The Dillinger Escape Plan revient enfin 5 ans après un Calculating Infinity saisissant, premier album d’un groupe qui a littéralement révolutionné le hardcore en créant un nouvel hybride à coups de technique démonstrative et psychotique.

Si vous vous attendiez à un nouveau Calculating Infinity, ce n’est clairement pas ça, les années d’attente ont été longues mais mises à profit. On assiste plutôt ici à une schizophrénie musicale dont le mathcore déjanté n’est qu’une facette. Le chaos instrumental qui était omniprésent sur leur premier album est toujours clairement là mais il est intercalé de nombreuses incartades dans des ambiances auxquelles DEP ne nous avait pas habitué, mais qu’ils avaient commencé à explorer sur leur dernier EP avec Mike Patton.

Le principal changement est l’ajout massif de claviers et de mélodies vocales, par exemple un pur refrain mélodique sur « Setting Fire to Sleeping Giant » entouré de passages jazzy, folie et mélodies à la Blood Brothers sur « Highway Robbery », mais surtout « Phone Home » ou « Unretrofied » qui montrent un aspect complètement différent du groupe, où des influences indus apparaissent, des synthés atmosphériques s’alliant à des voix mélodiques sur un « vrai » refrain auxquels Dillinger ne nous avait certainement pas habitué.

On décèle donc immédiatement une certaine admiration à la folie de Patton et ses groupes, l’EP qu’ils ont enregistré avec lui au chant ayant indéniablement marqué les 4 musiciens. Le nouveau chanteur Greg Puciato a d’ailleurs une voix assez proche des voix de Patton sur Irony is a Dead Scene. On croit d’ailleurs parfois entendre Tomahawk ou Fantomas au détour d’une ligne vocale. Enfin c’est loin d’être un reproche, Patton étant quand même une très grande figure et de toutes façons, Puciato nous sort ici une vraie performance où il démontre l’étendue de ces cris et hurlements divers, ainsi qu’un chant mélodique éloquent, comme sur le génial interlude mélodique de « Baby’s Coffin ».

Comme il m’a fallu plusieurs écoutes pour apprécier « Baby’s Coffin », le morceau qui était sur la BO d’Underworld, tout l’album nécessite pas mal d’écoutes concentrées, car là est la richesse de cet album, chaque écoute est une découverte de nouveaux éléments, il y a tellement de contenu que l’ennui est impossible, les ambiances sont extrêmement variées d’un morceau à l’autre et surtout on arrive vraiment à se rattacher à des mélodies… même si on a toujours affaire à un des groupes les plus extrêmes de la planète. Leurs prestations scéniques survoltées sont là pour le rappeler, même si ils ont calmé le jeu sur certains passages, ils envoient toujours un son bien agressif et chaotique.

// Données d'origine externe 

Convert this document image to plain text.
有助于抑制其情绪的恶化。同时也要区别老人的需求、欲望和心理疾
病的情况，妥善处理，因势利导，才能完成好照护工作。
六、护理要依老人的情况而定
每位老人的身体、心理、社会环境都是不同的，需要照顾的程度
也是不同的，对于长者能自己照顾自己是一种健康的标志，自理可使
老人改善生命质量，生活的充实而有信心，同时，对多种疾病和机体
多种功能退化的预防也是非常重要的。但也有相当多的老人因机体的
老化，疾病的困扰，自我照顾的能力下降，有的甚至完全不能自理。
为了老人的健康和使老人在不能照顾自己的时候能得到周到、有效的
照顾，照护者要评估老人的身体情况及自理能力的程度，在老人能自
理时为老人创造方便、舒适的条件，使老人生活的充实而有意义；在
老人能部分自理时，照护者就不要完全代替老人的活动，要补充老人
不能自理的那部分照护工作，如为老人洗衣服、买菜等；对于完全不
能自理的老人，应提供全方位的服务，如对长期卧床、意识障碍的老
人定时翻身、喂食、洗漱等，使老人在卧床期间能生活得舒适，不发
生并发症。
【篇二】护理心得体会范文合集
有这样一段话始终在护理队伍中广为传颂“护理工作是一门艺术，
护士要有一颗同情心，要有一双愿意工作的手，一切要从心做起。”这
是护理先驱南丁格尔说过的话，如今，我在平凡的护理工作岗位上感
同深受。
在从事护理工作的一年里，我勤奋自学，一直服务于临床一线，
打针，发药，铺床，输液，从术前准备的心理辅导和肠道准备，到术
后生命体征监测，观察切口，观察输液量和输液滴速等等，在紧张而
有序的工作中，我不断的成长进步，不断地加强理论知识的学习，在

Ce qui est clair c’est que je préfère désormais écouter cet album à Calculating Infinity, moins chaotique, mieux produit (les sons se discernent mieux), moins brutal tout en étant plus psychopathe et schizophrénique, il est tout simplement plus varié. Là où il y a 5 ans, cet album avait fait figure d’ovni que seul une poignée de motivés avait apprécié à sa juste valeur, Miss Machine place le groupe comme une valeur incontournable et un de ces groupes qui font évoluer la musique. C’est clairement un album qui passera l’épreuve du temps. Décidément cette année 2004 nous réserve de très bonnes surprises!

  1. panasonic youth
  2. sunshine the werewolf
  3. highway robbery
  4. van damsel
  5. phone home
  6. we are the storm
  7. crutch field tongs
  8. setting fire to sleeping giants
  9. baby’s first coffin
  10. unretrofied
  11. the perfect design
jonben

Chroniqueur

jonben

Krakoukass et moi avons décidé de créer Eklektik en 2004 suite à mon installation à Paris, alors que disparaissait le webzine sur le forum duquel nous échangions régulièrement, ayant tous deux un parcours musical proche entre rock et metal, et un goût pour l'ouverture musicale et la découverte perpétuelle de nouveautés. Mes goûts se sont affinés au fil du temps, je suis surtout intéressé par les groupes et styles musicaux les plus actuels, des années 90s à aujourd'hui, avec une pointe de 70s. J'ai profité pendant des années des concerts parisiens et des festivals européens. J'ai joué des années de la guitare dans le groupe Abzalon. Mes styles de prédilection sont metal/hardcore, death technique, sludge/postcore, rock/metal prog, avec des incursions dans le jazz fusion et le funk surtout, depuis une île paumée de Thaïlande. 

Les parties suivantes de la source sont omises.